Essentially, Netflix was able to incorporate a variety of subjective human perceptions of video quality into an algorithm that could leverage that data to shape how a piece of video content should be compressed. The results, demonstrated at Mobile World Congress, appear to build from a 2016 paper detailing what was then called the Video Multimethod Assessment Fusion (memo to Netflix marketers, Dynamic Optimizer is way, way better).

According to Quartz’ Joon Ian Wong, Netflix showed off two implementations of the technology at Mobile World Congress. The first was a 555 kbps video stream that looked identical to one compressed with the Dynamic Optimizer at half the bandwidth. The second was a pair of 100 kbps video streams, one compressed with the Dynamic Optimizer, the other not. The later, Wong wrote, “appeared patchy and distorted” while the former was “dramatically” improved.

Netflix isn’t the only company to deploy AI to the challenge of improved encoding. At IBC 2016, Harmonic unveiled its EyeQ technology that uses AVC-based codecs and “the mechanics of the human visual system” to measure video quality in real time. Armed with this data, the system can better remove unnecessary (to the human eye) bits without degrading quality. Leveraging an understanding of how the human visual system works, EyeQ is able to identify individual shapes in a video image and prioritize motion over texture, contrast over luminance and faces above other objects when determining which bits can be lost and which must be preserved. According to Harmonic, the system is able to reduce bandwidth consumption by up to 50 percent.

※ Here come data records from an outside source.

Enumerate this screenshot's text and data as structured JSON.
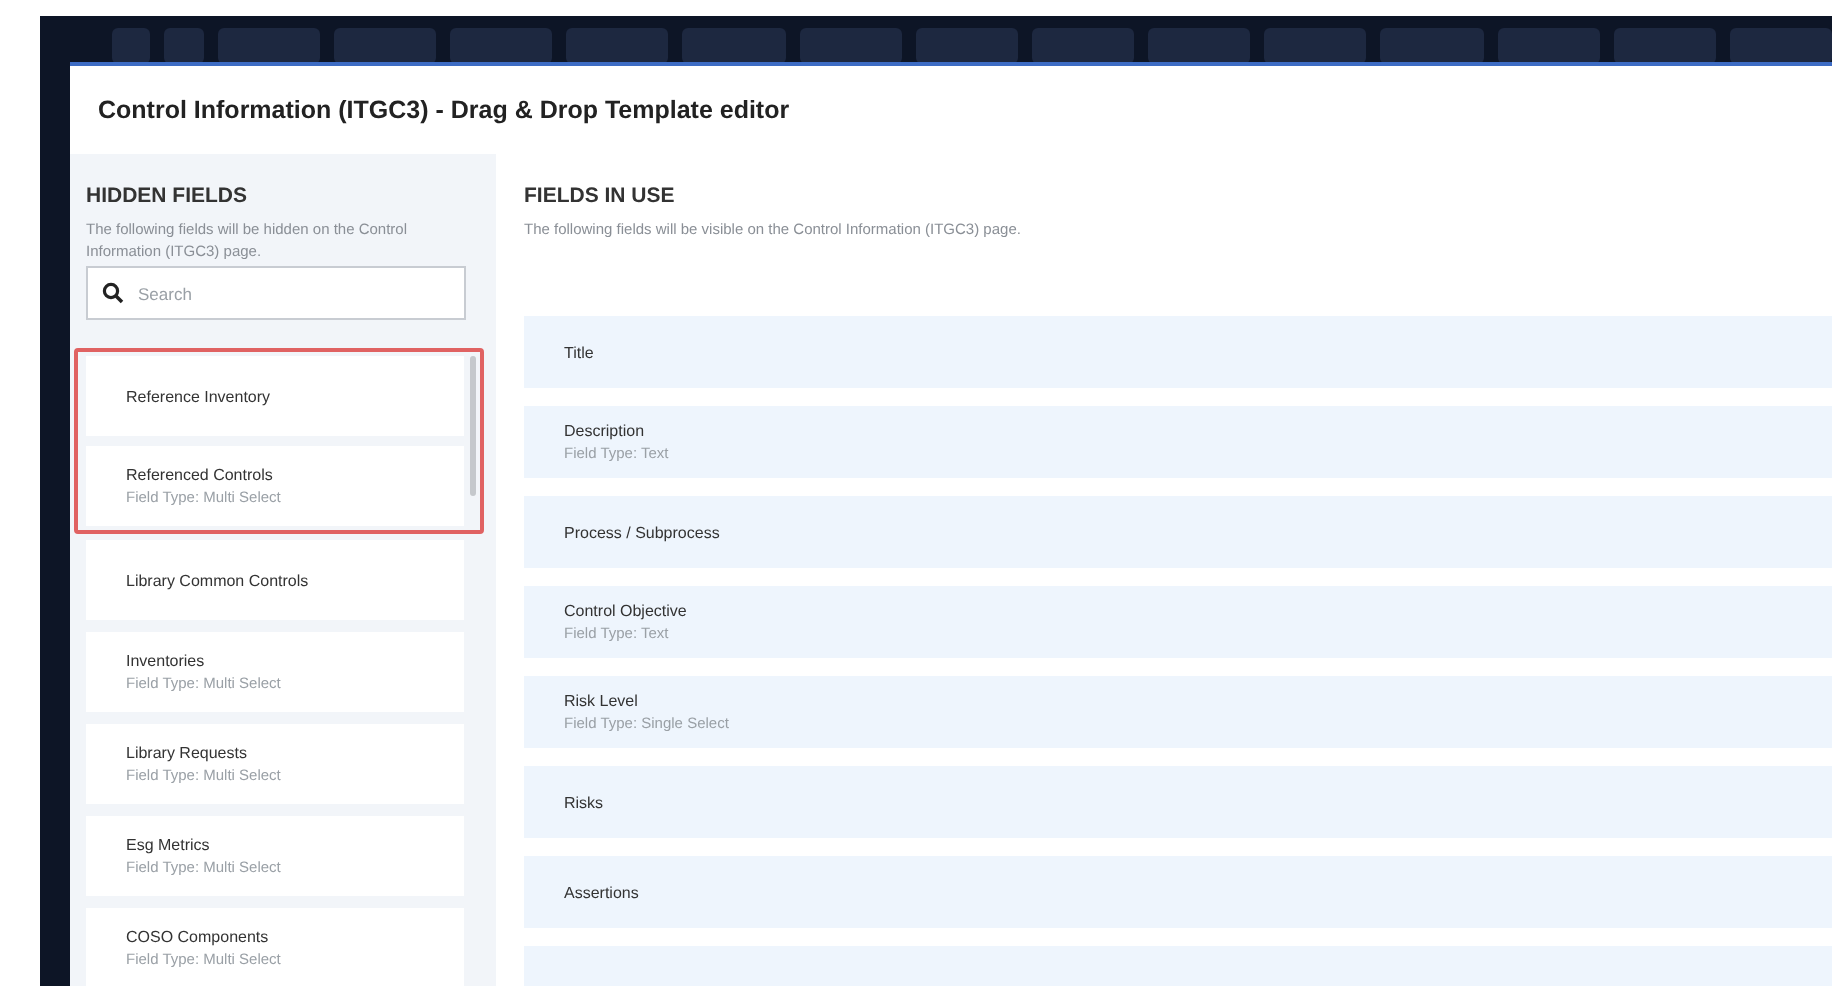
{
  "dialog": {
    "title": "Control Information (ITGC3) - Drag & Drop Template editor"
  },
  "hidden_fields": {
    "heading": "HIDDEN FIELDS",
    "description": "The following fields will be hidden on the Control Information (ITGC3) page.",
    "search": {
      "placeholder": "Search"
    },
    "items": [
      {
        "label": "Reference Inventory",
        "highlighted": true
      },
      {
        "label": "Referenced Controls",
        "field_type": "Field Type: Multi Select",
        "highlighted": true
      },
      {
        "label": "Library Common Controls",
        "highlighted": false
      },
      {
        "label": "Inventories",
        "field_type": "Field Type: Multi Select",
        "highlighted": false
      },
      {
        "label": "Library Requests",
        "field_type": "Field Type: Multi Select",
        "highlighted": false
      },
      {
        "label": "Esg Metrics",
        "field_type": "Field Type: Multi Select",
        "highlighted": false
      },
      {
        "label": "COSO Components",
        "field_type": "Field Type: Multi Select",
        "highlighted": false
      }
    ]
  },
  "fields_in_use": {
    "heading": "FIELDS IN USE",
    "description": "The following fields will be visible on the Control Information (ITGC3) page.",
    "items": [
      {
        "label": "Title"
      },
      {
        "label": "Description",
        "field_type": "Field Type: Text"
      },
      {
        "label": "Process / Subprocess"
      },
      {
        "label": "Control Objective",
        "field_type": "Field Type: Text"
      },
      {
        "label": "Risk Level",
        "field_type": "Field Type: Single Select"
      },
      {
        "label": "Risks"
      },
      {
        "label": "Assertions"
      }
    ]
  }
}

Both the Netflix and Harmonic approaches point to a future where AI-driven software is layered on top of existing codecs to wring out still more improvements in video compression. But there are still challenges ahead. A major one is familiar to all programmers: the quality of the data.

As Netflix noted in its 2016 paper, the algorithm tasked with evaluating video data was trained on information that was gathered from consumers in a single viewing environment (in this case, on a TV at a standardized distance). Netflix, of course, is available on a range of devices and is viewable under a range of conditions. To further improve the algorithm, it has to be trained on a wider number of possible viewing experiences. That also includes the quality of the video stream that viewers are judging. As the paper notes, video titles in the Netflix library vary fairly widely in quality, so collecting data from human assessments of those videos may not yield universally applicable quality standards.

Still, those challenges seem surmountable and it appears likely that more OTT services will mimic this approach. Indeed, Netflix has open-sourced its Video Multimethod Assessment Fusion code so that other industry participants can contribute to its improvement.

Watching endless hours of TV may not be making people any smarter, but it does appear to be helping our software raise its I.Q.